Каждый из этих лиц делал свое дело самостоятельно, исключительно ради своей выгоды и без всякой связи с личностью Ахмет-бега, но, действуя таким образом, они обоюдными усилиями все туже затягивали петлю на его шее. Все случайно и произвольно.
Такова была судьба несчастного человека, которого защищал консул. Глядя в сырую тьму, Давиль ясно понял то, чего утром не сумел уловить в нетерпеливом молчании и удивленных взглядах в Конаке.
А на другой стороне Травника, словно на другом берегу этой тьмы, сидел окруженный спокойным светом господин фон Миттерер и писал донесение о происшествии с Ахметбегом Церичем. Старался подчеркнуть свою роль в гибели коменданта Нови, но и не преувеличивал ее, дабы не обидеть коменданта в Хорватии и других лиц, принимавших участие в этом деле. «Теперь этот беспокойный и честолюбивый комендант, наш серьезный противник, сидит в местной крепости в оковах. Ему предъявлено тяжелое обвинение. Похоже, что ему не сохранить головы. По имеющимся у меня данным, визирь решил с ним покончить. Я не стану особо и открыто заниматься этим делом, но можете быть уверены, что и пальцем не пошевелю, чтобы помешать свернуть ему шею раз и навсегда».
На другой день, на заре, Ахмет-бега застрелили из ружья во время сна и в то же утро похоронили на кладбище между дорогой и Лашвой. По городу пустили слух, что он пытался бежать, когда его повезли в Нови, и конвой вынужден был стрелять.

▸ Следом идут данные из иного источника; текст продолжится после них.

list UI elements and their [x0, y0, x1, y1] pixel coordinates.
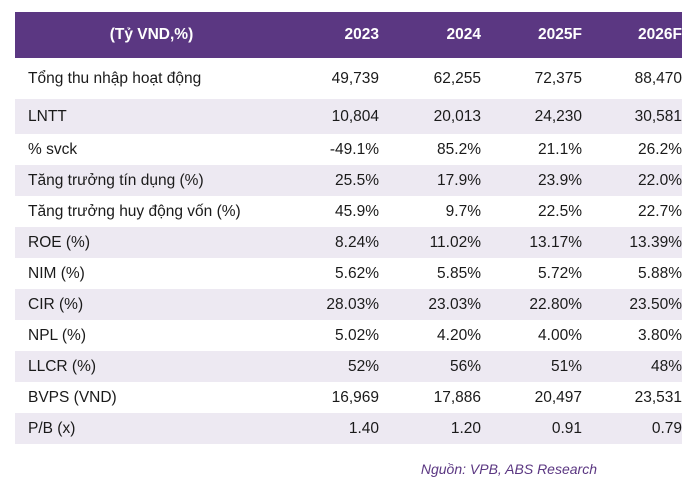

Давиль горел как в лихорадке и прямо валился с ног от усталости и бессонницы. Но как только он закрывал глаза, ему казалось, что он, в полном одиночестве, окруженный заговором адских сил, борется из последних сил, теряя сознание, скользя по льду во мгле.
В себя его привела мысль, что он немедленно должен написать три донесения: в Париж, Стамбул и Сплит. Надо было сесть и описать все, представив свои попытки, предпринятые у визиря, как драматическую борьбу за достоинство Франции, а неудачу приписав несчастному стечению обстоятельств.
Давиль переболел гибель Ахмет-бега. А поднявшись, сказал себе: в недобрый час пришел ты в эту страну и отступать теперь некуда, но ты всегда обязан помнить, что не должен измерять поступки этого народа своей меркой и принимать все слишком близко к сердцу; иначе ты в кратчайший срок погибнешь самым ужасным образом. С этим решением он снова вернулся к работе. Впрочем, в такие времена одна забота сменяется другой. Консул получал новые приказы и новые задания. Видя, что его начальство не придает гибели Ахмет-бега того значения, какое придавал он сам, одинокий и потерявший голову Давиль постарался забыть об этой неудаче и подавить вызванные ею мучительные вопросы. Трудно было выбросить из памяти румяное девичье лицо Ахмет-бега со сверкающими зубами и быстрыми карими глазами горца, с улыбкой бесстрашного человека, так же как и молчание визиря, перед которым консул чувствовал себя беспомощным, униженным и неспособным защитить свое право и достоинство своей страны. И тем не менее ежедневно возникавшие новые дела заставляли забывать и об этом.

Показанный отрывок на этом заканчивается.